Cela semble ici, pour au minimum 24 des 25 communes contactées, ne pas poser de problème, puisqu’elles se sont engagées à respecter cela, mais on ne peut pas accepter dans cette convention des dispositions qui soient contraires ou plus contraignantes au code. Nous l’avons fait savoir, nous n’avions pas connaissance préalablement de cette convention. Suite à vos questionnements, on a pu en prendre connaissance, la lire et le fonctionnaire délégué a été prévenu des problèmes que cela posait pour nous. »

Ce qui ne m’a pas convaincu.

J’ai directement précisé au ministre que je restais inquiet et sans voix par rapport à ce qu’il venait de dire. Car, « non, une convention signée par le bourgmestre et le directeur général n’a aucune valeur, d’autant plus que vous admettez vous-même que cette convention contient des illégalités. Non, 24 communes sur 25 n’ont pas signé en chantant la Marseillaise ou tout ce que l’on veut, elles ont signé contraintes et forcées, parce qu’il y a eu un véritable chantage. C’est en tout cas toutes les informations qui me sont revenues à ce propos-là. »

La suite de mon commentaire ? La voici :

« Lorsque je lis, outre ce que vous avez vous-même dit, avec raison en ce qui concerne les avis facultatifs, parce que je lis le fonctionnaire délégué dans la convention : « Si l’on ne suit pas mon avis facultatif, je n’en donnerai plus ». Qu’est-ce que c’est que ça ? C’est du disciplinaire ! Quand je lis le recours à la prorogation de 30 jours, elle est limitée contractuellement à maximum 10 % des dossiers déposés. C’est du disciplinaire ! Un fonctionnaire délégué chargé d’appliquer la loi, chargé d’appliquer la disposition légale, la restreindre de cette manière-là, c’est du disciplinaire, c’est de la faute grave… »

« Ce qui est certain, c’est que ce n’est pas un juriste qui a rédigé ce contrat-là.
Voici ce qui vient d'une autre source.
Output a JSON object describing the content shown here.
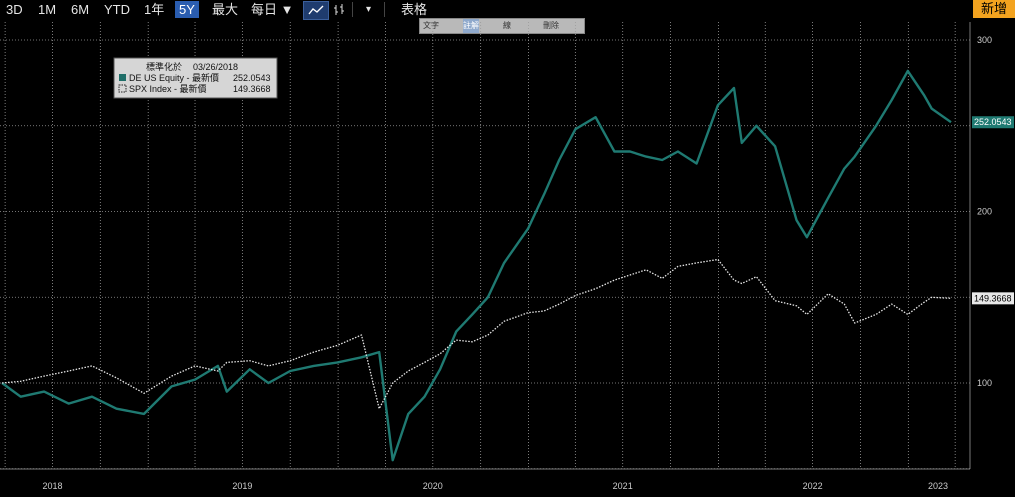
{
  "toolbar": {
    "periods": [
      "3D",
      "1M",
      "6M",
      "YTD",
      "1年",
      "5Y",
      "最大"
    ],
    "selected_period": "5Y",
    "frequency": "每日",
    "frequency_arrow": "▼",
    "table_label": "表格",
    "new_button": "新增",
    "dropdown_arrow": "▾"
  },
  "annotation_toolbar": [
    "文字",
    "註解",
    "線",
    "刪除"
  ],
  "legend": {
    "normalized_label": "標準化於",
    "normalized_date": "03/26/2018",
    "entries": [
      {
        "name": "DE US Equity - 最新價",
        "value": "252.0543",
        "style": "solid"
      },
      {
        "name": "SPX Index - 最新價",
        "value": "149.3668",
        "style": "dotted"
      }
    ]
  },
  "colors": {
    "background": "#000000",
    "de_series": "#1f7a72",
    "spx_series": "#e8e8e8",
    "grid": "#9a9a9a",
    "de_tag": "#1f7a72",
    "spx_tag": "#e8e8e8"
  },
  "last_value_tags": [
    "252.0543",
    "149.3668"
  ],
  "chart_data": {
    "type": "line",
    "title": "",
    "xlabel": "",
    "ylabel": "",
    "x_tick_labels": [
      "2018",
      "2019",
      "2020",
      "2021",
      "2022",
      "2023"
    ],
    "y_tick_labels": [
      "100",
      "200",
      "300"
    ],
    "ylim": [
      30,
      310
    ],
    "xlim": [
      "2018-03-26",
      "2023-03-24"
    ],
    "grid": true,
    "legend_position": "top-left",
    "series": [
      {
        "name": "DE US Equity - 最新價",
        "style": "solid",
        "x": [
          "2018-03-26",
          "2018-05-01",
          "2018-06-15",
          "2018-08-01",
          "2018-09-15",
          "2018-11-01",
          "2018-12-24",
          "2019-02-15",
          "2019-04-01",
          "2019-05-15",
          "2019-06-01",
          "2019-07-15",
          "2019-08-20",
          "2019-10-01",
          "2019-11-15",
          "2019-12-31",
          "2020-02-15",
          "2020-03-20",
          "2020-04-15",
          "2020-05-15",
          "2020-06-15",
          "2020-07-15",
          "2020-08-15",
          "2020-09-15",
          "2020-10-15",
          "2020-11-15",
          "2020-12-31",
          "2021-01-31",
          "2021-03-01",
          "2021-04-01",
          "2021-05-10",
          "2021-06-15",
          "2021-07-15",
          "2021-08-15",
          "2021-09-15",
          "2021-10-15",
          "2021-11-20",
          "2021-12-31",
          "2022-01-31",
          "2022-02-15",
          "2022-03-15",
          "2022-04-20",
          "2022-05-31",
          "2022-06-20",
          "2022-07-31",
          "2022-08-31",
          "2022-09-20",
          "2022-10-31",
          "2022-11-30",
          "2022-12-31",
          "2023-01-31",
          "2023-02-15",
          "2023-03-24"
        ],
        "values": [
          100,
          92,
          95,
          88,
          92,
          85,
          82,
          98,
          102,
          110,
          95,
          108,
          100,
          107,
          110,
          112,
          115,
          118,
          55,
          82,
          92,
          108,
          130,
          140,
          150,
          170,
          190,
          210,
          230,
          248,
          255,
          235,
          235,
          232,
          230,
          235,
          228,
          262,
          272,
          240,
          250,
          238,
          195,
          185,
          208,
          225,
          232,
          250,
          265,
          282,
          268,
          260,
          252.0543
        ]
      },
      {
        "name": "SPX Index - 最新價",
        "style": "dotted",
        "x": [
          "2018-03-26",
          "2018-05-01",
          "2018-06-15",
          "2018-08-01",
          "2018-09-15",
          "2018-11-01",
          "2018-12-24",
          "2019-02-15",
          "2019-04-01",
          "2019-05-15",
          "2019-06-01",
          "2019-07-15",
          "2019-08-20",
          "2019-10-01",
          "2019-11-15",
          "2019-12-31",
          "2020-02-15",
          "2020-03-20",
          "2020-04-15",
          "2020-05-15",
          "2020-06-15",
          "2020-07-15",
          "2020-08-15",
          "2020-09-15",
          "2020-10-15",
          "2020-11-15",
          "2020-12-31",
          "2021-01-31",
          "2021-03-01",
          "2021-04-01",
          "2021-05-10",
          "2021-06-15",
          "2021-07-15",
          "2021-08-15",
          "2021-09-15",
          "2021-10-15",
          "2021-11-20",
          "2021-12-31",
          "2022-01-31",
          "2022-02-15",
          "2022-03-15",
          "2022-04-20",
          "2022-05-31",
          "2022-06-20",
          "2022-07-31",
          "2022-08-31",
          "2022-09-20",
          "2022-10-31",
          "2022-11-30",
          "2022-12-31",
          "2023-01-31",
          "2023-02-15",
          "2023-03-24"
        ],
        "values": [
          100,
          101,
          104,
          107,
          110,
          103,
          94,
          104,
          110,
          107,
          112,
          113,
          110,
          113,
          118,
          122,
          128,
          85,
          100,
          107,
          112,
          117,
          125,
          124,
          128,
          136,
          141,
          142,
          146,
          151,
          155,
          160,
          163,
          166,
          161,
          168,
          170,
          172,
          160,
          158,
          162,
          148,
          145,
          140,
          152,
          146,
          135,
          140,
          146,
          140,
          147,
          150,
          149.3668
        ]
      }
    ]
  }
}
Je ne savais pas que je pouvais prendre 10 % de décisions illégales. Je savais qu’il y avait des recours, je savais qu’une instance supérieure pouvait décider si la décision que je prenais était illégale, mais je ne savais pas que j’avais un quota ; donc la commune s’engage à prendre au minimum 90 % de décisions légales. J’ai appris quelque chose… »

« Je me demande s’il ne serait pas utile que, dans le cadre des formations que vous mettez en place pour les fonctionnaires communaux, vous mettiez également en place une formation spéciale pour certains fonctionnaires délégués, parce que nous sommes ici en plein dérapage. Et votre réponse n’est pas satisfaisante… »

« Vous ne pouvez pas vous contenter d’une telle réponse, vous devez agir, vous devez faire autre chose. Nous sommes ici, je pense, aux frontières du disciplinaire et de la faute grave de la part d’un fonctionnaire délégué, de la part d’un fonctionnaire de l’administration wallonne. Il faut donc impérativement que vous ayez une autre réaction. »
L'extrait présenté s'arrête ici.